Shareholder & Partnership Insurance Cover

A correctly structured insurance package can provide the “cash” when it is needed the most – in the event of a premature death or serious disability of a shareholder within a company.

A buy and sell agreement sets out the rights of business owners/shareholders in relation to shares in the event of premature death or serious disability. 

This is designed to provide certainty for the surviving shareholders in respect of purchasing the remaining shares from the disabled or deceased estate. It provides a guaranteed method of funding the purchase of these shares that may otherwise prove difficult.

The agreement provides the following:

A guarantee and commitment from all shareholders to sell their shares to the surviving shareholders in the event of the policy being activated.
The agreement provides a predetermined valuation method removing any unnecessary problems.
The agreement in conjunction with the risk insurance provides the “cash” when it is required removing the need for the surviving shareholders to borrow money to fund the purchase of the shares.

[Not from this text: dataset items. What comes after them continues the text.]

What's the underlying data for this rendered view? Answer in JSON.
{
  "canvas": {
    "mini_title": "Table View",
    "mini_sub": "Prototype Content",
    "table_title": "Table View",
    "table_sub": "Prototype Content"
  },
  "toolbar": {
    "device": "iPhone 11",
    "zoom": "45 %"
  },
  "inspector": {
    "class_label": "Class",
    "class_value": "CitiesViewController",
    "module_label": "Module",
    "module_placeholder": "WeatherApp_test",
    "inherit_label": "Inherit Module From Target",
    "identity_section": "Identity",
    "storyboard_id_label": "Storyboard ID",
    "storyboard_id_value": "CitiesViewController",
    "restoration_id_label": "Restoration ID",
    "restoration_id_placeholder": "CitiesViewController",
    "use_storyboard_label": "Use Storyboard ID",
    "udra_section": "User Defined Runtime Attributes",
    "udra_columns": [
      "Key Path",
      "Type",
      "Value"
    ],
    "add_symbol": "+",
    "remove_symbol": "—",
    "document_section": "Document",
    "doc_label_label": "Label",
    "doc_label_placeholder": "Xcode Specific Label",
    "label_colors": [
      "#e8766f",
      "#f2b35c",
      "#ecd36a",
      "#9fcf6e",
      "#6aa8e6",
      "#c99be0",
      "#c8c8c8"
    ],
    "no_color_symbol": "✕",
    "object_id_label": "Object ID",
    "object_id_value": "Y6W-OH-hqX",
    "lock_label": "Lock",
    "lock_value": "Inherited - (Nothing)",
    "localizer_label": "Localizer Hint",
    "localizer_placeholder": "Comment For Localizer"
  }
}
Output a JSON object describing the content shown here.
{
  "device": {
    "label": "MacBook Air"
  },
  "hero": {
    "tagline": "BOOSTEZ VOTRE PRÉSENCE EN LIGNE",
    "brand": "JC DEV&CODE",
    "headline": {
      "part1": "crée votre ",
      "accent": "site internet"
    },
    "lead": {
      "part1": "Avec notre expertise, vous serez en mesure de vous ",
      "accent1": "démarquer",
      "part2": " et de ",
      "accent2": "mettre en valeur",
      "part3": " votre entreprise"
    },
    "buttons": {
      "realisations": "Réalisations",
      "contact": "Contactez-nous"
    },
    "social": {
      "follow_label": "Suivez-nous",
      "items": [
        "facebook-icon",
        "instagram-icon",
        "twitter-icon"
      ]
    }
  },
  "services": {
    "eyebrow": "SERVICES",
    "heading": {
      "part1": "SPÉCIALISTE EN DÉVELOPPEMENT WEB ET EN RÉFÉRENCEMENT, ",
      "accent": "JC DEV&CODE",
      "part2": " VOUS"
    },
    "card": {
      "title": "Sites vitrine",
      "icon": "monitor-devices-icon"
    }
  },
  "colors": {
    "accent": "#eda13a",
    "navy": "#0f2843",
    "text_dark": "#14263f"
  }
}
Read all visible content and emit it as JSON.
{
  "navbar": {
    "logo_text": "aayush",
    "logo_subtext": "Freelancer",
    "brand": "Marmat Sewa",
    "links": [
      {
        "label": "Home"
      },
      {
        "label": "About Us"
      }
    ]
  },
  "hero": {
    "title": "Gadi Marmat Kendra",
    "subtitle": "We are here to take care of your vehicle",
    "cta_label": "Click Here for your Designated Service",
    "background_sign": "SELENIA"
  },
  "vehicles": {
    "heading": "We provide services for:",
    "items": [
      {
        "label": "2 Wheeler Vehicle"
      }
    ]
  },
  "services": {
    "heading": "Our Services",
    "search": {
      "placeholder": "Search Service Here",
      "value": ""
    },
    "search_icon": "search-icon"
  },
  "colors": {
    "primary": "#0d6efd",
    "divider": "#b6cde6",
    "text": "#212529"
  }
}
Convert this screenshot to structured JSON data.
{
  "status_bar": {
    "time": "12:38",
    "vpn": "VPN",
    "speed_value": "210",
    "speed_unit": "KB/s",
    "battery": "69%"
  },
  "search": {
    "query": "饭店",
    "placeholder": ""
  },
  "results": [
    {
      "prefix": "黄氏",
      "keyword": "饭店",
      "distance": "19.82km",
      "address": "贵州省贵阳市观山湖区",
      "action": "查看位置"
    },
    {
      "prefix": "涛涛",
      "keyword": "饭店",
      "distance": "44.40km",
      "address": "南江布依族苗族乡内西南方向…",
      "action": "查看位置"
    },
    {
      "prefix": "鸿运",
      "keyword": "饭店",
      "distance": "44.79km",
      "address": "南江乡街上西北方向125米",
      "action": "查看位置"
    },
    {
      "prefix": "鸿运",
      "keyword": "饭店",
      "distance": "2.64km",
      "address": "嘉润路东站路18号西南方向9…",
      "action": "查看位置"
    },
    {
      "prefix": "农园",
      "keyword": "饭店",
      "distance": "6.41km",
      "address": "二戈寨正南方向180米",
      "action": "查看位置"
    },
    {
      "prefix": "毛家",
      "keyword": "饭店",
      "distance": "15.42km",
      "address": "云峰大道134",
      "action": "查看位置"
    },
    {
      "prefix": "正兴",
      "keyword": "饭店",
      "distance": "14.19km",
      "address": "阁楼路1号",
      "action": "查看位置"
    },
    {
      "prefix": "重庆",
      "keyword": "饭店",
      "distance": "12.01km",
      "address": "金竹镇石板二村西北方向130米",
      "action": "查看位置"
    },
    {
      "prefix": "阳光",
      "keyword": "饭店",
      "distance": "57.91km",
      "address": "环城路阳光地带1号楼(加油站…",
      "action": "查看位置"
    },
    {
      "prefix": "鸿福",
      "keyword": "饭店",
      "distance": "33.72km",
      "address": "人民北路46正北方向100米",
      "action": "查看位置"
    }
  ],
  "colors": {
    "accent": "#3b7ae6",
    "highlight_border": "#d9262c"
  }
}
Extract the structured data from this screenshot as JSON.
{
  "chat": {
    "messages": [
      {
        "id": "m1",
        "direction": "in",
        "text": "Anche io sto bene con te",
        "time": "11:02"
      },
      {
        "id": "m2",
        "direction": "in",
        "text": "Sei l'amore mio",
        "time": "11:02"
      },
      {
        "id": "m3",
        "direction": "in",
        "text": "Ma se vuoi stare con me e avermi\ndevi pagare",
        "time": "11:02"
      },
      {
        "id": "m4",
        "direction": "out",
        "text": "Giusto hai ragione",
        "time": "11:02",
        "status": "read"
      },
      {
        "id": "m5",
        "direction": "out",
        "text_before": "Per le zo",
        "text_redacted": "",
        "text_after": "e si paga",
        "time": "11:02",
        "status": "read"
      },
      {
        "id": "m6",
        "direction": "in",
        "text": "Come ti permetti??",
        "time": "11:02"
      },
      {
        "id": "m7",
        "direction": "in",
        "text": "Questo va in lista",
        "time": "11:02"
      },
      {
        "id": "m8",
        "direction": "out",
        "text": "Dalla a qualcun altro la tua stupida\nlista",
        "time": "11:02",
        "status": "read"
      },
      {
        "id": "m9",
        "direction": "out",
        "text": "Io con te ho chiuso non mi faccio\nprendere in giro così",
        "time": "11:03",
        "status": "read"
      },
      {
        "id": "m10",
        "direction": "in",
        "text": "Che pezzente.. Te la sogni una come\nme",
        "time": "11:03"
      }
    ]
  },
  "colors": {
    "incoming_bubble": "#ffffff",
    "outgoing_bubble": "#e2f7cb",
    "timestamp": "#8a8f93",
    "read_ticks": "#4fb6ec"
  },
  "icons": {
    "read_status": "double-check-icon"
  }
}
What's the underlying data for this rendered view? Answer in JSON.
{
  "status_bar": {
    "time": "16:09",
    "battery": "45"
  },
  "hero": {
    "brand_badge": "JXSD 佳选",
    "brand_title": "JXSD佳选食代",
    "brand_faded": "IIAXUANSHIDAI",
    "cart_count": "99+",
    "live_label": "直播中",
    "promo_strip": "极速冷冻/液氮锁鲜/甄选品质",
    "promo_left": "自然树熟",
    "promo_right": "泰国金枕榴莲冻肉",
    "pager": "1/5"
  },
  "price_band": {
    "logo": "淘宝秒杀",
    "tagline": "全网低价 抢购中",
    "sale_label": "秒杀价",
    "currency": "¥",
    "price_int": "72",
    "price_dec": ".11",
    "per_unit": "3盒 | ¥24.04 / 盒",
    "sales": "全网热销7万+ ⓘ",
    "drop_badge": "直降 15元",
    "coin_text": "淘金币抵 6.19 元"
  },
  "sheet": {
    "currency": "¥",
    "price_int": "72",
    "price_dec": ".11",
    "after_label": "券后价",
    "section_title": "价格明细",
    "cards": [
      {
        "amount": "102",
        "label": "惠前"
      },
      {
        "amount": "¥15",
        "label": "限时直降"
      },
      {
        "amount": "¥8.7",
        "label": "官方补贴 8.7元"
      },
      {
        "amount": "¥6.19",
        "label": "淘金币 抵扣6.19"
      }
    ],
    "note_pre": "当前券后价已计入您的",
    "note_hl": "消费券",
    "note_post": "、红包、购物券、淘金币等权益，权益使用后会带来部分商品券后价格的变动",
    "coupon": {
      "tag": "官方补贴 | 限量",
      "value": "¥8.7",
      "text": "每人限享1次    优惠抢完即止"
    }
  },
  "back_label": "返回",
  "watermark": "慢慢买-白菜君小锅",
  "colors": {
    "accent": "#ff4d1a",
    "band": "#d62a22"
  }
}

The agreement ensures the cash is used as intended.

Which ensures the future control and ownership of the business for the remaining shareholders and provides a guaranteed payment to the disabled/deceased estate.
The insurance cover is usually owned by the parties who intend to enter into this agreement whereby shareholder “A” would own the policy on shareholder “B” and vice versa. Where multiple shareholders or complex structures are present cover can be owned by a nominated trustee.

A buy and sell agreement needs to be implemented by a lawyer and the insurance is designed to fit within this framework. The insurance does not provide any guarantee in respect of how the funds could be used by any party and the policy proceeds are always paid to the policy owner.